Subsequently, the Centers for Disease Control and Prevention (CDC) deployed a nine-member field team to help the state manage the outbreak. Based on reports, it appears “red eye” appears to be the most prominent symptom of human infections.
Based on current information, [the CDC] said it believes the risk to the public to be low.The CDC said it had not seen any unexpected increases in flu activity otherwise in Colorado, or other states with bird flu outbreaks in cows and poultry.Workers were culling chickens at a commercial egg facility with a bird flu outbreak in northeast Colorado, the state said, without naming the facility.Colorado reported an outbreak of avian flu at a 1.8 million-bird egg farm in Weld County on July 8, according to the state’s agriculture department. Workers at the farm presented mild symptoms, from conjunctivitis to respiratory signs, according to the state health department.
Meanwhile, cases are still being observed in cattle.
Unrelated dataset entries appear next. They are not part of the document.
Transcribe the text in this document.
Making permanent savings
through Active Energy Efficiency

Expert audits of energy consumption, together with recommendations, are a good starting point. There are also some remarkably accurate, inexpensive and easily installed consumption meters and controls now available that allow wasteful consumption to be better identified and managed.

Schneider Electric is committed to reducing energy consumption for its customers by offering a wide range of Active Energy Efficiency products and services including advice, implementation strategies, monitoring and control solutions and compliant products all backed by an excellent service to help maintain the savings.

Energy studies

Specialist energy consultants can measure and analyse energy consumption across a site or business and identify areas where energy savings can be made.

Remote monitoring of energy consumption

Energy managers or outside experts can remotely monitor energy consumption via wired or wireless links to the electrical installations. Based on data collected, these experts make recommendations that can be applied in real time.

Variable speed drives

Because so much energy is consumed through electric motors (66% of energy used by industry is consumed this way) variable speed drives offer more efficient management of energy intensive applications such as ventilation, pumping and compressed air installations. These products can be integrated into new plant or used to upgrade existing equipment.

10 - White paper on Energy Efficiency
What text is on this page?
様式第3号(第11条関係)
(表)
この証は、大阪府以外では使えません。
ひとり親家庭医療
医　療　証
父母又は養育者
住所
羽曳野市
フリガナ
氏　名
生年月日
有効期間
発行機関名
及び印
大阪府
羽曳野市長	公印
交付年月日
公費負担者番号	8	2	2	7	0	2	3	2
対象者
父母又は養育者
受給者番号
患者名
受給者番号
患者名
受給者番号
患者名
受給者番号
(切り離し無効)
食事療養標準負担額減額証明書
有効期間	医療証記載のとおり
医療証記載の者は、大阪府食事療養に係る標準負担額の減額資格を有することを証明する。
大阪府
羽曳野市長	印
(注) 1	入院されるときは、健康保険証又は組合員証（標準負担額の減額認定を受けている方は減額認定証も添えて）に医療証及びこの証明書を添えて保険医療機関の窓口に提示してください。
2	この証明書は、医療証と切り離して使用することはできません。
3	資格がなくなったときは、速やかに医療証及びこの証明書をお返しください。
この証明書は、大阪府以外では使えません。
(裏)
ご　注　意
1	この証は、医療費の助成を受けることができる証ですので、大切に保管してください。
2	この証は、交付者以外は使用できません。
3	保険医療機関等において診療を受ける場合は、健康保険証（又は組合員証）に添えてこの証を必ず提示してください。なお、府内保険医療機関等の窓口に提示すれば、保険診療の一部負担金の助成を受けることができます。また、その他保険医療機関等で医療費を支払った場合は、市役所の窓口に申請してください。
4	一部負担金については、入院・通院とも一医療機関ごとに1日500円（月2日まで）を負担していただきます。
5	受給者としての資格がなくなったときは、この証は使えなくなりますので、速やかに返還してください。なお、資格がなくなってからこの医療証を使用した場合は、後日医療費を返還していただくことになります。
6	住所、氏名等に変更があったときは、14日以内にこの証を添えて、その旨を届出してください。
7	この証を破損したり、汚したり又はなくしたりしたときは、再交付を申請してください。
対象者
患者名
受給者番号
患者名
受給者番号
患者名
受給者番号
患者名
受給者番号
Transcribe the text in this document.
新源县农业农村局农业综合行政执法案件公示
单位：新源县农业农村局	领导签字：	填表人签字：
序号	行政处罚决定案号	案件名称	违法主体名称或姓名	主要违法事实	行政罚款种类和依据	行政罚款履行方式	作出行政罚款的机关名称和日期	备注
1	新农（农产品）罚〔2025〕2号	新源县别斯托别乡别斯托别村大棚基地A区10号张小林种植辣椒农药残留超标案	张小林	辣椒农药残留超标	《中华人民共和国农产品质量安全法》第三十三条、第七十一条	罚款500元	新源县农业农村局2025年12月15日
Oklahoma has reported bird flu in a herd of dairy cattle and has become the 13th state to find the virus.
The positive sample of highly pathogenic avian influenza (HPAI) was collected by a farm in April and recently submitted to the U.S. Department of Agriculture’s Animal and Plant Health Inspection Service (APHIS) for testing. The herd has fully recovered and the farm has not reported any other cases of HPAI, the department said.”The commercial milk supply remains safe due to both federal animal health requirements and pasteurization,” the department said.The U.S. confirmed the first case in a dairy herd on March 25 and a dairy worker in Texas tested positive on April 1, raising concerns about the virus’ spread among animals and humans.Other states that have reported infected herds are Wyoming, Iowa, Minnesota, Colorado, Idaho, Kansas, Michigan, New Mexico, North Carolina, Ohio, South Dakota and Texas.